I really doubt this is caused by setHtml.

This is a test app where your page seems to work fine:


#include <QtWidgets>
#include <QWebView>
#include <QWebPage>
#include <QWebInspector>
#include <QWebSettings>

int main(int argc, char **argv) {
QApplication app(argc, argv);
QWebView view;
QWebInspector inspector;
QWebPage page;
page.settings()->setAttribute(QWebSettings::DeveloperExtrasEnabled, true);
view.setPage(&page);
view.setUrl(QUrl::fromLocalFile("/path/to/file.html"));
// view.setUrl(QUrl("http://www.google.com"));
inspector.setPage(&page);
inspector.show();
view.show();
return app.exec();
}

It requires /path/to/file.html to point to the file downloaded with curl.

I tested it with Qt 5.3.2 on 64 bit system (Linux though, but it shouldn't matter).

dram
15th October 2014, 23:36
But how to find

QWebElement mainTable_site = tmp_frame->findFirstElement(QString::fromStdString(mainTable_ selector));

In our code?

Is there meaningful answer why my code after update doesn't work ?

wysota
16th October 2014, 08:12
But how to find

QWebElement mainTable_site = tmp_frame->findFirstElement(QString::fromStdString(mainTable_ selector));

In our code?

Is there meaningful answer why my code after update doesn't work ?

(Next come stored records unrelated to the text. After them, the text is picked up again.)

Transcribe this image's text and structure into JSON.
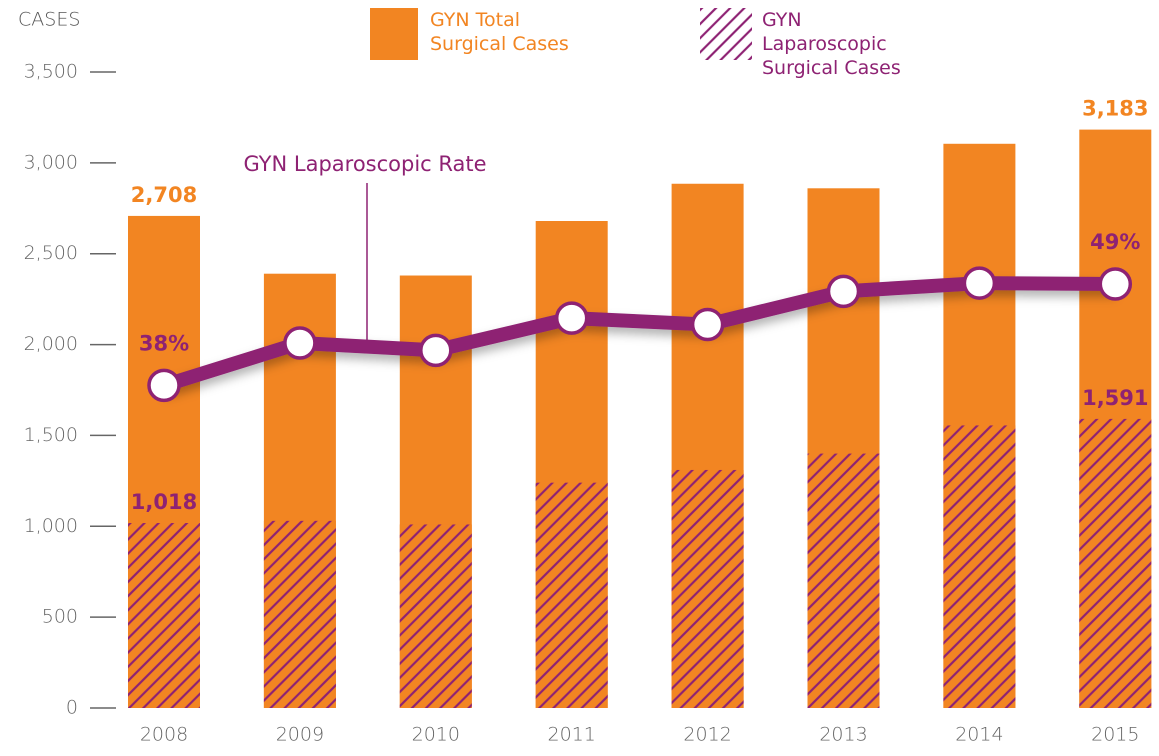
{
  "chart_data": {
    "type": "bar",
    "y_axis_label": "CASES",
    "categories": [
      "2008",
      "2009",
      "2010",
      "2011",
      "2012",
      "2013",
      "2014",
      "2015"
    ],
    "ylim": [
      0,
      3500
    ],
    "yticks": [
      0,
      500,
      {
        "value": 1000,
        "label": "1,000"
      },
      {
        "value": 1500,
        "label": "1,500"
      },
      {
        "value": 2000,
        "label": "2,000"
      },
      {
        "value": 2500,
        "label": "2,500"
      },
      {
        "value": 3000,
        "label": "3,000"
      },
      {
        "value": 3500,
        "label": "3,500"
      }
    ],
    "y2lim": [
      3,
      72
    ],
    "series": [
      {
        "name": "GYN Total Surgical Cases",
        "type": "bar",
        "color": "#f28522",
        "values": [
          2708,
          2390,
          2380,
          2680,
          2885,
          2860,
          3105,
          3183
        ],
        "value_labels": [
          "2,708",
          null,
          null,
          null,
          null,
          null,
          null,
          "3,183"
        ]
      },
      {
        "name": "GYN Laparoscopic Surgical Cases",
        "type": "bar",
        "pattern": "hatch",
        "color": "#8e2273",
        "values": [
          1018,
          1030,
          1010,
          1240,
          1310,
          1400,
          1555,
          1591
        ],
        "value_labels": [
          "1,018",
          null,
          null,
          null,
          null,
          null,
          null,
          "1,591"
        ]
      },
      {
        "name": "GYN Laparoscopic Rate",
        "type": "line",
        "axis": "y2",
        "color": "#8e2273",
        "values": [
          38,
          42.6,
          41.8,
          45.3,
          44.6,
          48.2,
          49.1,
          49
        ],
        "value_labels": [
          "38%",
          null,
          null,
          null,
          null,
          null,
          null,
          "49%"
        ]
      }
    ]
  }
}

Right now I was trying to verify if setHtml is broken or not. It seems it is not so you have to look for the problem in your code and not in Qt. So far I did not see any complete piece of code of yours so it is hard for me to test it. It might help if you prepared a minimal compilation example reproducing the problem, similar to what I did. I can only give you a hint that I would wait until the page is fully loaded before trying to access its contents.